L'Explication Prémisse
Cet article dit d’abord que toute personne (un voisin, un professionnel, une banque...) peut alerter le juge si elle constate des faits du tuteur qui semblent nuire à la personne protégée. Ces « tiers » ne deviennent pas responsables financièrement des sommes gérées par le tuteur simplement parce qu’ils ont servi ou payé pour la personne protégée. En revanche, si, dans le cadre d’un paiement ou d’un service, ils remarquent des actes ou des omissions du tuteur qui mettent clairement en danger l’intérêt de la personne protégée, ils doivent en informer le juge.
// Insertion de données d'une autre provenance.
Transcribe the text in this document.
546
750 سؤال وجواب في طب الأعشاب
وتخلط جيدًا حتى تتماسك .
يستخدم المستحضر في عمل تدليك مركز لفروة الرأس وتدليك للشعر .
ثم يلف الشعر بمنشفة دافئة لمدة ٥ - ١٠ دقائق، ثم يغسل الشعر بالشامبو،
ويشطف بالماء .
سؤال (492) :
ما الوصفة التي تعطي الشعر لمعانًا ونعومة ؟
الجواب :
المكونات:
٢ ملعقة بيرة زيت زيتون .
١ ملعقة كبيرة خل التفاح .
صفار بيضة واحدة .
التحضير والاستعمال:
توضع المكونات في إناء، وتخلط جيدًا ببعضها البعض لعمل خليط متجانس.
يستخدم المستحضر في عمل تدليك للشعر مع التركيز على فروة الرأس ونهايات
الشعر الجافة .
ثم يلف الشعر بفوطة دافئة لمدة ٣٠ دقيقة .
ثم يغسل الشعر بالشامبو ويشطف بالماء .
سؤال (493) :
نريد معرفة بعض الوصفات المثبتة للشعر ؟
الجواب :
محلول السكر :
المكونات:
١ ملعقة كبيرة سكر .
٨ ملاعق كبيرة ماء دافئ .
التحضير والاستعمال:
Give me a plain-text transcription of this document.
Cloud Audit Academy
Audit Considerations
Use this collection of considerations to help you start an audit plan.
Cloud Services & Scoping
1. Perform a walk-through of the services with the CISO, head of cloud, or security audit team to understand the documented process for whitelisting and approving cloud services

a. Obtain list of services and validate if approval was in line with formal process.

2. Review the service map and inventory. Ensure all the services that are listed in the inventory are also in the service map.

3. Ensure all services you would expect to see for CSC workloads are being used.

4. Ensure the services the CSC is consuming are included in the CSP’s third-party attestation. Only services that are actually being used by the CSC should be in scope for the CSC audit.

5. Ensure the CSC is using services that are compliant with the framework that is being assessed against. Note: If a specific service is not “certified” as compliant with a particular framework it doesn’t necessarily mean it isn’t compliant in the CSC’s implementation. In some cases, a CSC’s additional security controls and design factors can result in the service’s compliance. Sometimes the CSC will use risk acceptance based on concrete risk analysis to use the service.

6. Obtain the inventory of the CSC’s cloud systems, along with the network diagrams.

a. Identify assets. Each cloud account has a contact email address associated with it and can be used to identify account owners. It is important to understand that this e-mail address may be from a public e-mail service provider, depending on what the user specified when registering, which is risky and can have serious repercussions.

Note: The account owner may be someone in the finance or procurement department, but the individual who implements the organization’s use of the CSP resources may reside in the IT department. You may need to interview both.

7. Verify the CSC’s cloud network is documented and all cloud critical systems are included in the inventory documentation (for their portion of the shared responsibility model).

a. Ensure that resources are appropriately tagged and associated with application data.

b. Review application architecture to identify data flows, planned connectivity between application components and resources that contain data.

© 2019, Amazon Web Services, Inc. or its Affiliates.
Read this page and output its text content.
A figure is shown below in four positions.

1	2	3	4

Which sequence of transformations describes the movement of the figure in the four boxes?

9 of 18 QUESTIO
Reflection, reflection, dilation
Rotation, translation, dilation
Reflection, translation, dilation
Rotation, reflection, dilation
Enfin, la voie appelée « tierce opposition » (contester une décision autorisant un acte) n’est ouverte qu’aux créanciers de la personne protégée et seulement s’ils subissent une fraude portant atteinte à leurs droits.
Mme Dupont, dont le père est sous tutelle, remarque que le tuteur retire régulièrement de grosses sommes au guichet pour des dépenses incompréhensibles. Elle peut écrire au juge des tutelles pour signaler ses doutes. Si le guichetier de la banque remarque, lors d’un retrait, des anomalies manifestes (par exemple des retraits réguliers justifiés par des factures absentes ou un tuteur qui se comporte de manière suspecte), il n’est pas tenu de garantir l’usage des fonds, mais il doit prévenir le juge. En revanche, si une société de travaux voit que le juge a autorisé la vente d’un bien de la personne protégée et estime être victime d’une fraude par rapport à une dette qu’on lui doit, elle peut exercer une tierce opposition — sinon, un simple voisin ne peut pas le faire.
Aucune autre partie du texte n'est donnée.